Marc Chagall
Marc Chagall (1887–1985) was a Russian-born French painter born in Vitebsk, in what is now Belarus, into a Hasidic Jewish family. He studied at the Imperial Society for the Protection of Fine Arts in St. Petersburg before moving to Paris in 1910, where he encountered Cubism and Fauvism. His early paintings combined the imagery of Russian Jewish life and folklore with lessons from the Parisian avant-garde in a mode that remained singular across his long career.

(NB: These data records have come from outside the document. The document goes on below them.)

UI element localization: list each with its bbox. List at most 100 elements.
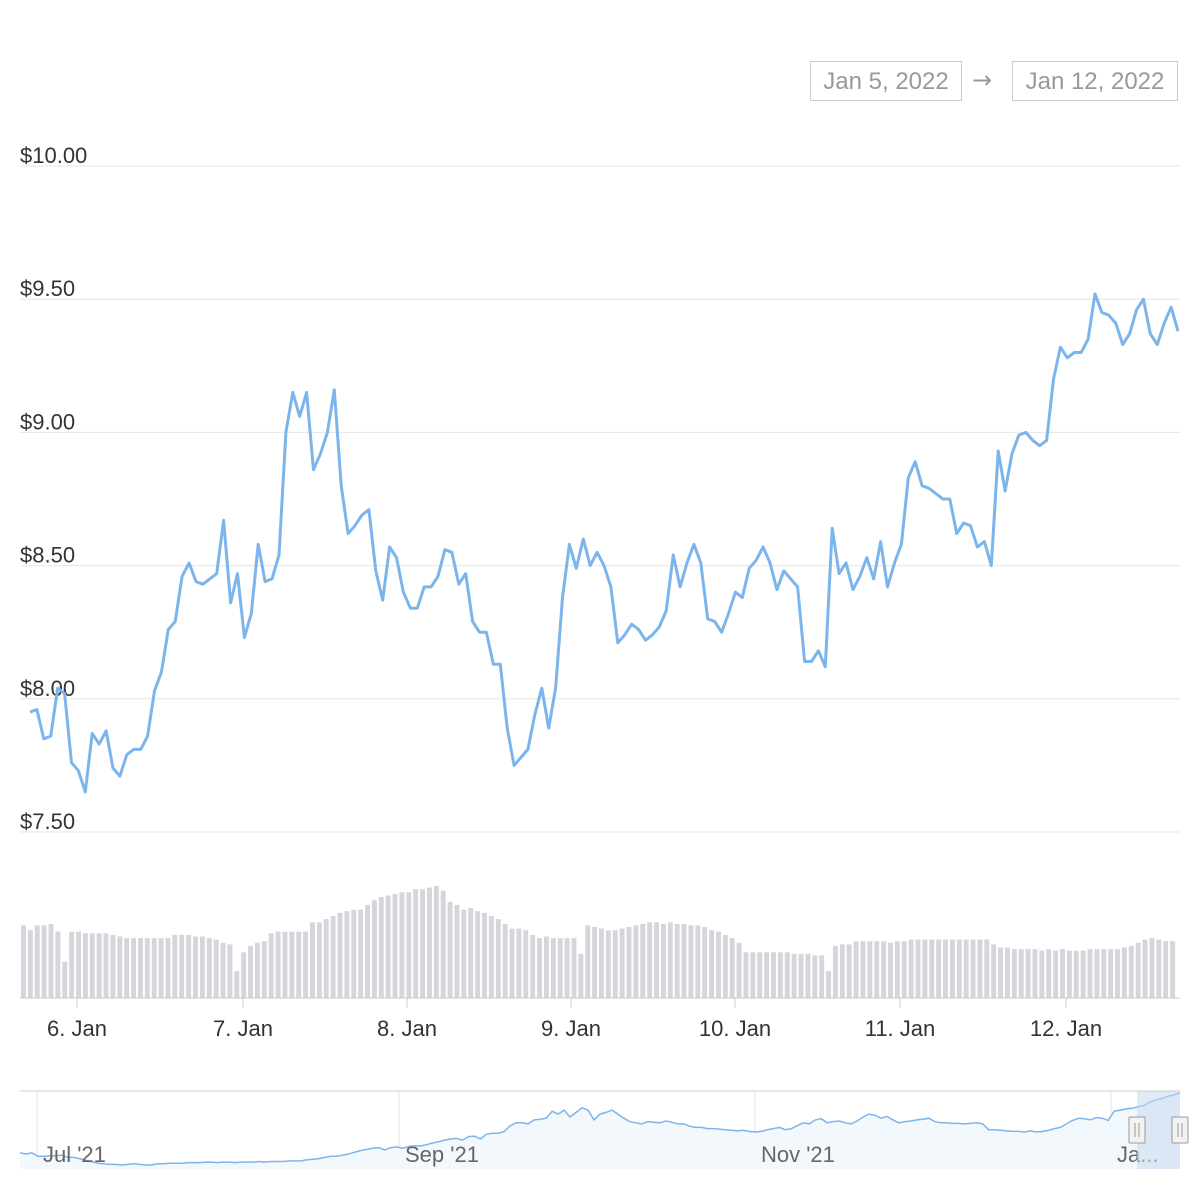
volume-bar [378,897,384,998]
y-tick-label: $8.00 [20,676,75,701]
range-from-input[interactable]: Jan 5, 2022 [810,61,962,101]
volume-bar [888,942,893,998]
volume-bar [199,936,205,998]
volume-bar [461,909,467,998]
volume-bar [124,938,130,998]
volume-bar [578,953,584,998]
volume-bar [970,939,976,998]
volume-bar [667,922,673,998]
volume-bar [344,911,350,998]
y-tick-label: $7.50 [20,809,75,834]
volume-bar [76,931,81,998]
volume-bar [1011,949,1017,998]
navigator-area [20,1092,1180,1169]
price-series-line [29,292,1180,794]
x-axis: 6. Jan 7. Jan 8. Jan 9. Jan 10. Jan 11. Jan 12… [47,998,1102,1041]
volume-bar [151,938,157,998]
volume-bar [234,971,240,998]
volume-bar [832,945,838,998]
volume-bar [34,925,40,998]
x-tick-label: 7. Jan [213,1016,273,1041]
volume-bar [867,941,873,998]
volume-bar [1046,949,1052,998]
volume-bar [812,955,818,998]
volume-bar [901,941,907,998]
volume-bar [688,925,694,998]
volume-bar [599,928,604,998]
volume-bar [316,922,322,998]
volume-bar [131,938,137,998]
volume-bar [1018,949,1024,998]
volume-bar [351,909,357,998]
volume-bar [564,938,570,998]
volume-bar [1101,949,1107,998]
volume-bar [750,952,756,998]
volume-bar [158,938,164,998]
volume-bar [392,893,398,998]
volume-bar [626,927,632,998]
volume-bar [282,931,288,998]
volume-bar [543,936,549,998]
volume-bar [186,934,192,998]
volume-bar [89,933,95,998]
volume-bar [846,944,852,998]
x-tick-label: 12. Jan [1030,1016,1102,1041]
volume-bar [1004,947,1010,998]
volume-bar [915,939,921,998]
volume-bar [977,939,983,998]
range-to-input[interactable]: Jan 12, 2022 [1012,61,1178,101]
navigator-left-handle[interactable] [1128,1116,1146,1144]
y-tick-label: $10.00 [20,143,87,168]
volume-bar [585,925,591,998]
volume-bar [1094,949,1100,998]
volume-bar [310,922,315,998]
volume-bar [413,889,419,998]
volume-bar [956,939,962,998]
volume-bar [1121,947,1127,998]
volume-bar [839,944,845,998]
volume-bar [736,942,742,998]
volume-bar [213,939,219,998]
volume-bar [640,923,646,998]
x-tick-label: 11. Jan [865,1016,936,1041]
volume-bar [337,912,343,998]
volume-bar [27,930,33,998]
volume-bar [117,936,123,998]
volume-bar [475,911,481,998]
volume-bar [433,886,439,998]
volume-bar [1108,949,1114,998]
volume-bar [853,941,859,998]
volume-bar [729,938,735,998]
navigator-right-handle[interactable] [1171,1116,1189,1144]
volume-bar [819,955,825,998]
volume-bar [193,936,198,998]
volume-bar [406,892,412,998]
x-tick-label: 6. Jan [47,1016,107,1041]
volume-bar [220,942,226,998]
volume-bar [426,887,432,998]
volume-bar [502,923,508,998]
volume-bar [929,939,935,998]
volume-bar [358,909,364,998]
volume-bar [550,938,556,998]
volume-bar [41,925,47,998]
volume-bar [908,939,914,998]
volume-bar [1156,939,1162,998]
volume-bar [743,952,749,998]
volume-bar [254,942,260,998]
volume-bar [420,889,426,998]
volume-bar [371,900,377,998]
volume-bar [881,941,887,998]
volume-bar [605,930,611,998]
volume-bar [523,930,529,998]
volume-bar [103,933,109,998]
volume-bar [509,928,515,998]
volume-bar [922,939,928,998]
volume-bar [227,944,233,998]
volume-bar [468,908,474,998]
volume-bar [894,941,900,998]
volume-bar [1032,949,1038,998]
volume-bar [516,928,522,998]
volume-bar [715,931,721,998]
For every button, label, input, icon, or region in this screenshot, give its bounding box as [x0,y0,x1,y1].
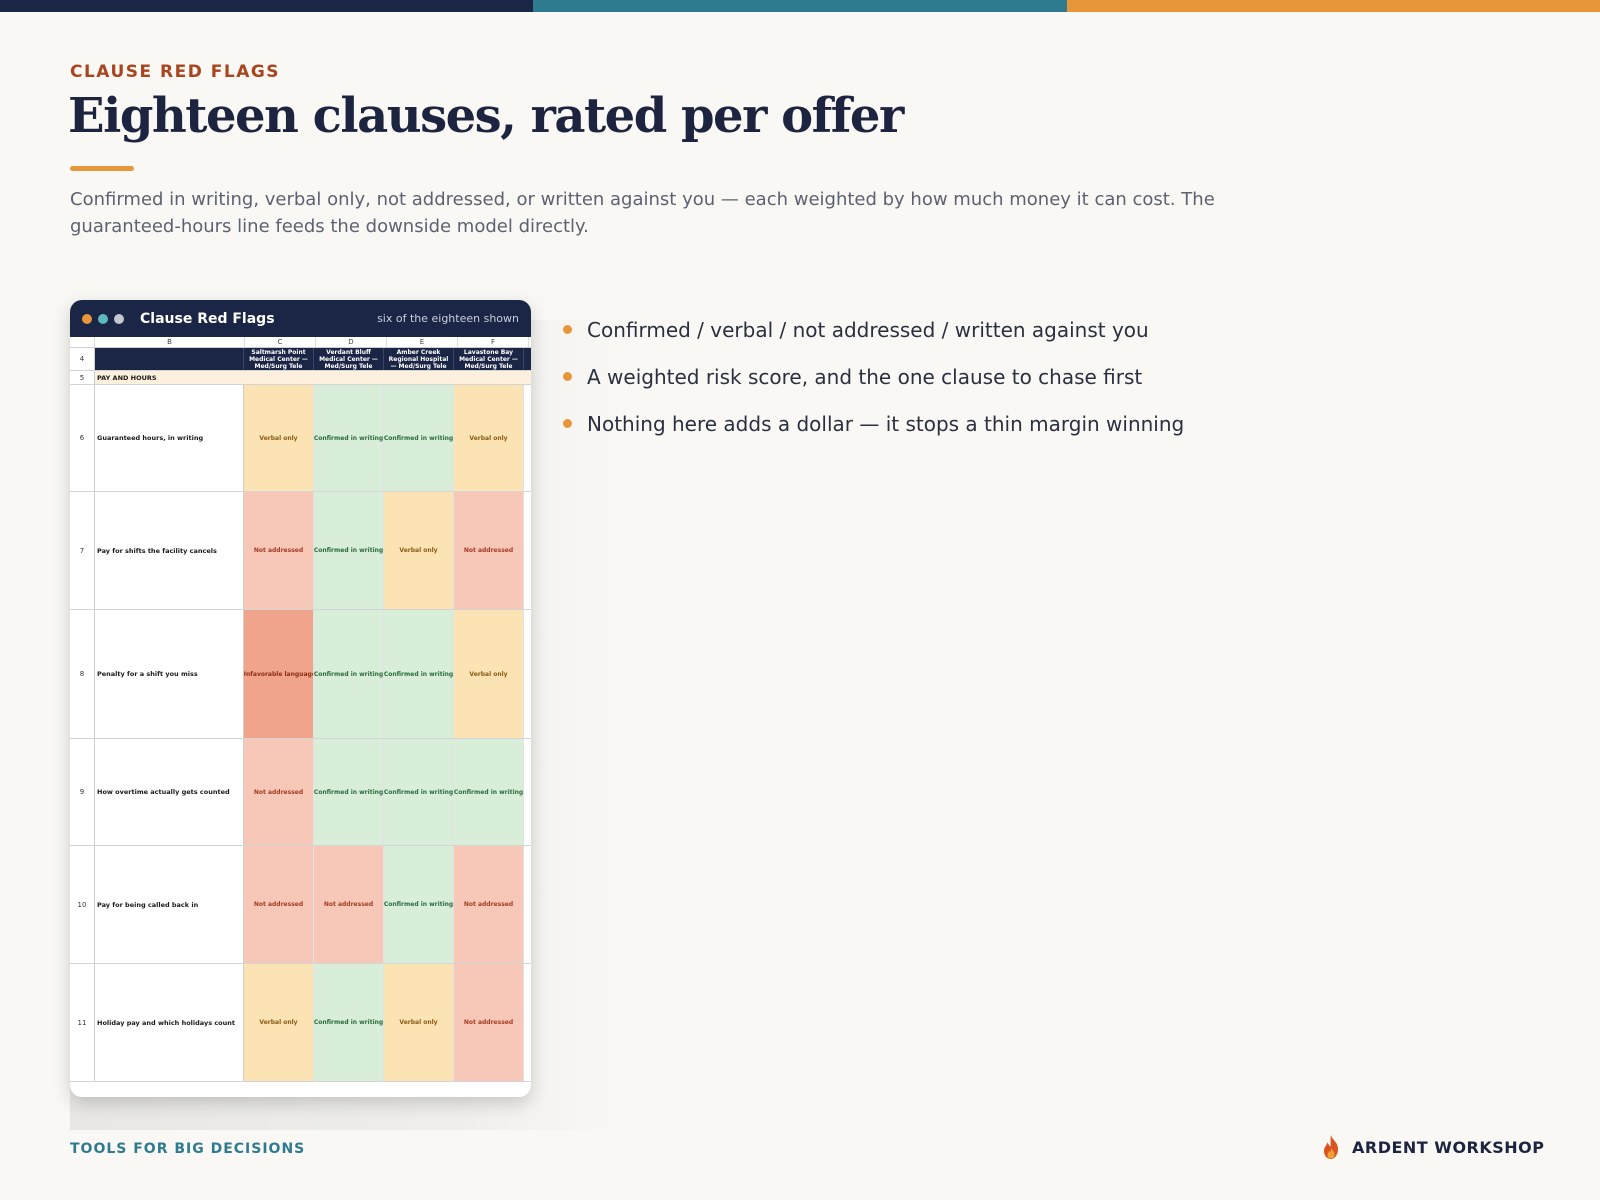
row-number: 11 [70,964,95,1081]
row-number: 5 [70,371,95,384]
spreadsheet-window: Clause Red Flags six of the eighteen sho… [70,300,531,1097]
section-label: PAY AND HOURS [95,371,531,384]
top-bar-teal [533,0,1067,12]
column-letter-corner [70,337,95,347]
top-color-bar [0,0,1600,12]
header-label-cell [95,348,244,370]
status-cell-confirmed: Confirmed in writing [314,385,384,491]
status-cell-verbal: Verbal only [244,964,314,1081]
key-point-item: Confirmed / verbal / not addressed / wri… [563,306,1184,353]
status-cell-verbal: Verbal only [454,385,524,491]
row-number: 9 [70,739,95,845]
status-cell-not-addressed: Not addressed [454,964,524,1081]
clause-row: 11 Holiday pay and which holidays count Ve… [70,964,531,1082]
key-point-text: Nothing here adds a dollar — it stops a … [587,411,1185,436]
status-cell-not-addressed: Not addressed [314,846,384,963]
flame-icon [1324,1135,1338,1159]
status-cell-confirmed: Confirmed in writing [314,964,384,1081]
clause-label: Holiday pay and which holidays count [95,964,244,1081]
bullet-dot-icon [563,325,572,334]
top-bar-navy [0,0,534,12]
footer-tagline: TOOLS FOR BIG DECISIONS [70,1141,306,1157]
status-cell-verbal: Verbal only [244,385,314,491]
row-number: 4 [70,348,95,370]
offer-header-cell: Verdant Bluff Medical Center — Med/Surg … [314,348,384,370]
status-cell-not-addressed: Not addressed [454,846,524,963]
clause-label: Pay for shifts the facility cancels [95,492,244,609]
footer-brand-block: ARDENT WORKSHOP [1320,1134,1545,1160]
clause-label: Guaranteed hours, in writing [95,385,244,491]
window-dot-gray [114,313,124,324]
section-kicker: CLAUSE RED FLAGS [70,62,281,82]
column-letter: D [316,337,387,347]
status-cell-not-addressed: Not addressed [244,846,314,963]
status-cell-confirmed: Confirmed in writing [314,739,384,845]
top-bar-orange [1066,0,1600,12]
column-letter: C [245,337,316,347]
window-dot-teal [98,313,108,324]
window-dot-orange [82,313,92,324]
offer-header-cell: Saltmarsh Point Medical Center — Med/Sur… [244,348,314,370]
clause-label: How overtime actually gets counted [95,739,244,845]
window-title: Clause Red Flags [140,310,275,327]
clause-row: 10 Pay for being called back in Not addres… [70,846,531,964]
title-underline [70,166,134,171]
clause-row: 7 Pay for shifts the facility cancels Not … [70,492,531,610]
status-cell-not-addressed: Not addressed [244,492,314,609]
clause-row: 8 Penalty for a shift you miss Unfavorable… [70,610,531,739]
column-letter: E [387,337,458,347]
row-number: 10 [70,846,95,963]
spreadsheet-grid: B C D E F 4 Saltmarsh Point Medical Center — M… [70,337,531,1082]
status-cell-confirmed: Confirmed in writing [384,739,454,845]
key-point-item: A weighted risk score, and the one claus… [563,353,1184,400]
status-cell-confirmed: Confirmed in writing [454,739,524,845]
column-letter: F [458,337,529,347]
offer-header-cell: Amber Creek Regional Hospital — Med/Surg… [384,348,454,370]
footer-brand-name: ARDENT WORKSHOP [1352,1137,1545,1157]
bullet-dot-icon [563,419,572,428]
page-title: Eighteen clauses, rated per offer [68,88,904,144]
offer-header-row: 4 Saltmarsh Point Medical Center — Med/Su… [70,348,531,371]
key-point-text: Confirmed / verbal / not addressed / wri… [587,317,1149,342]
page-subtitle: Confirmed in writing, verbal only, not a… [70,189,1215,237]
status-cell-not-addressed: Not addressed [244,739,314,845]
row-number: 8 [70,610,95,738]
status-cell-confirmed: Confirmed in writing [314,610,384,738]
status-cell-confirmed: Confirmed in writing [384,385,454,491]
status-cell-verbal: Verbal only [384,964,454,1081]
clause-label: Penalty for a shift you miss [95,610,244,738]
key-point-text: A weighted risk score, and the one claus… [587,364,1143,389]
offer-header-cell: Lavastone Bay Medical Center — Med/Surg … [454,348,524,370]
status-cell-not-addressed: Not addressed [454,492,524,609]
key-points-list: Confirmed / verbal / not addressed / wri… [563,306,1184,447]
status-cell-unfavorable: Unfavorable language [244,610,314,738]
column-letter: B [95,337,245,347]
key-point-item: Nothing here adds a dollar — it stops a … [563,400,1184,447]
status-cell-confirmed: Confirmed in writing [384,846,454,963]
window-note: six of the eighteen shown [377,312,519,325]
status-cell-verbal: Verbal only [384,492,454,609]
section-row: 5 PAY AND HOURS [70,371,531,385]
row-number: 7 [70,492,95,609]
clause-row: 9 How overtime actually gets counted Not a… [70,739,531,846]
clause-row: 6 Guaranteed hours, in writing Verbal only… [70,385,531,492]
clause-label: Pay for being called back in [95,846,244,963]
row-number: 6 [70,385,95,491]
window-titlebar: Clause Red Flags six of the eighteen sho… [70,300,531,337]
status-cell-verbal: Verbal only [454,610,524,738]
bullet-dot-icon [563,372,572,381]
status-cell-confirmed: Confirmed in writing [384,610,454,738]
status-cell-confirmed: Confirmed in writing [314,492,384,609]
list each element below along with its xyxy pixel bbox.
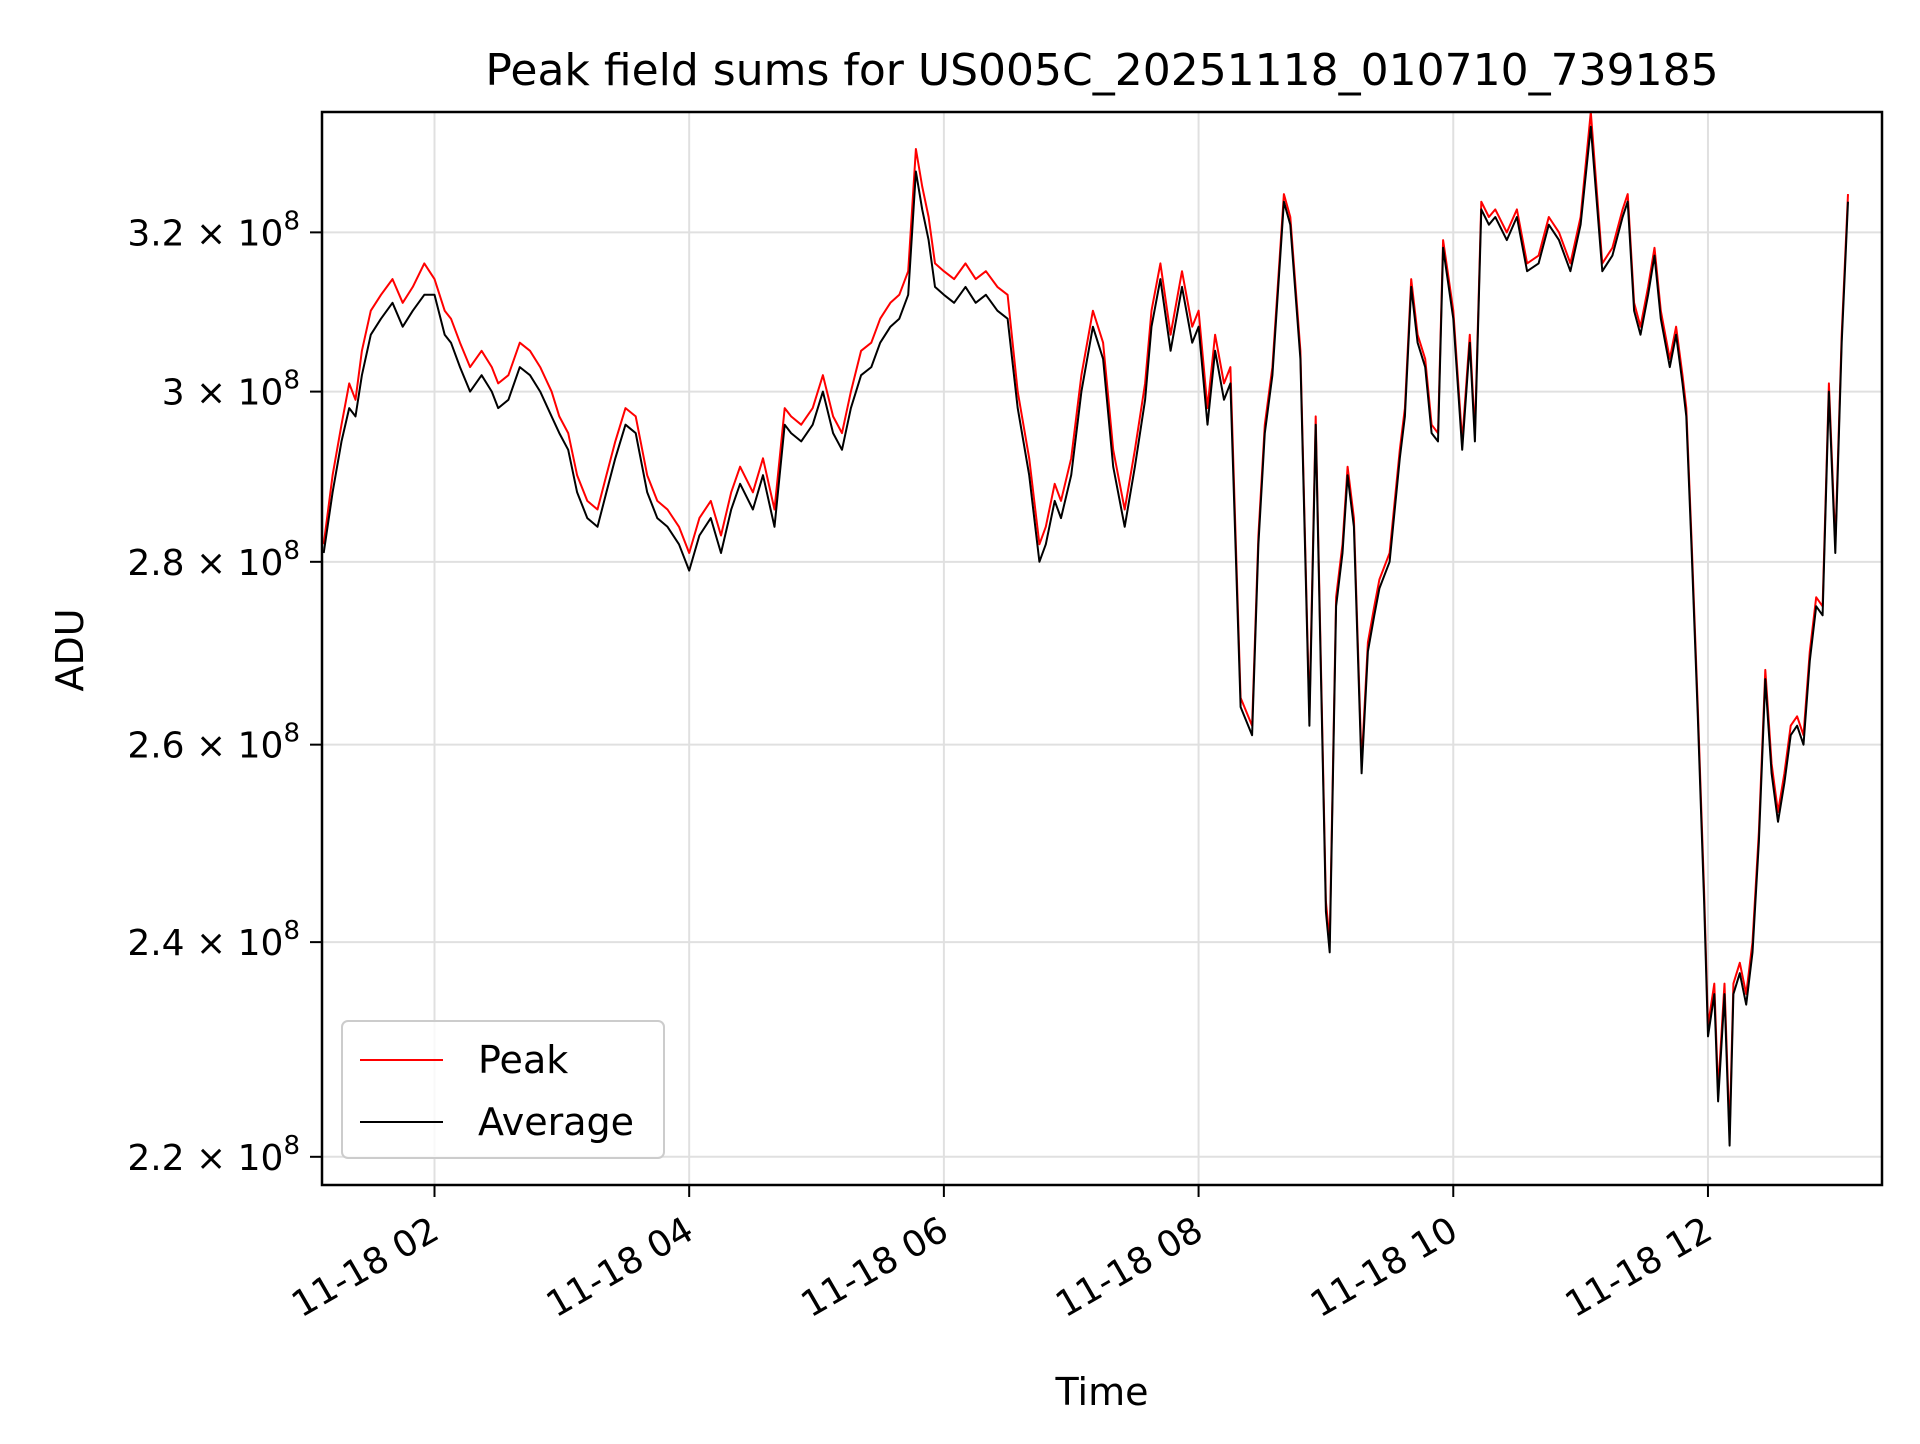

Chagall returned to Russia after 1914 and was appointed director of the Vitebsk Art School after the revolution, before disputes with Malevich led him to leave for Moscow and then Paris in 1923. He spent the years of the Second World War in the United States, having fled the German Occupation in 1941; several of his relatives died in the Holocaust, and the catastrophe marked his late work profoundly, above all The White Crucifixion (1938) and subsequent paintings in which the suffering of the Jewish people is figured through the image of Christ. He returned to France in 1948 and settled in Saint-Paul-de-Vence, where he died at the age of ninety-seven. His late work was monumental in scale and ambition: stained-glass windows for the Hadassah Hebrew University Medical Center in Jerusalem (1962) and for the Metz Cathedral, a ceiling for the Paris Opéra (1964), and a mosaic for the Metropolitan Opera in New York. The Musée national Marc Chagall opened in Nice in 1973.
His work is held by the Museum of Modern Art, the Centre Pompidou, and major institutions internationally.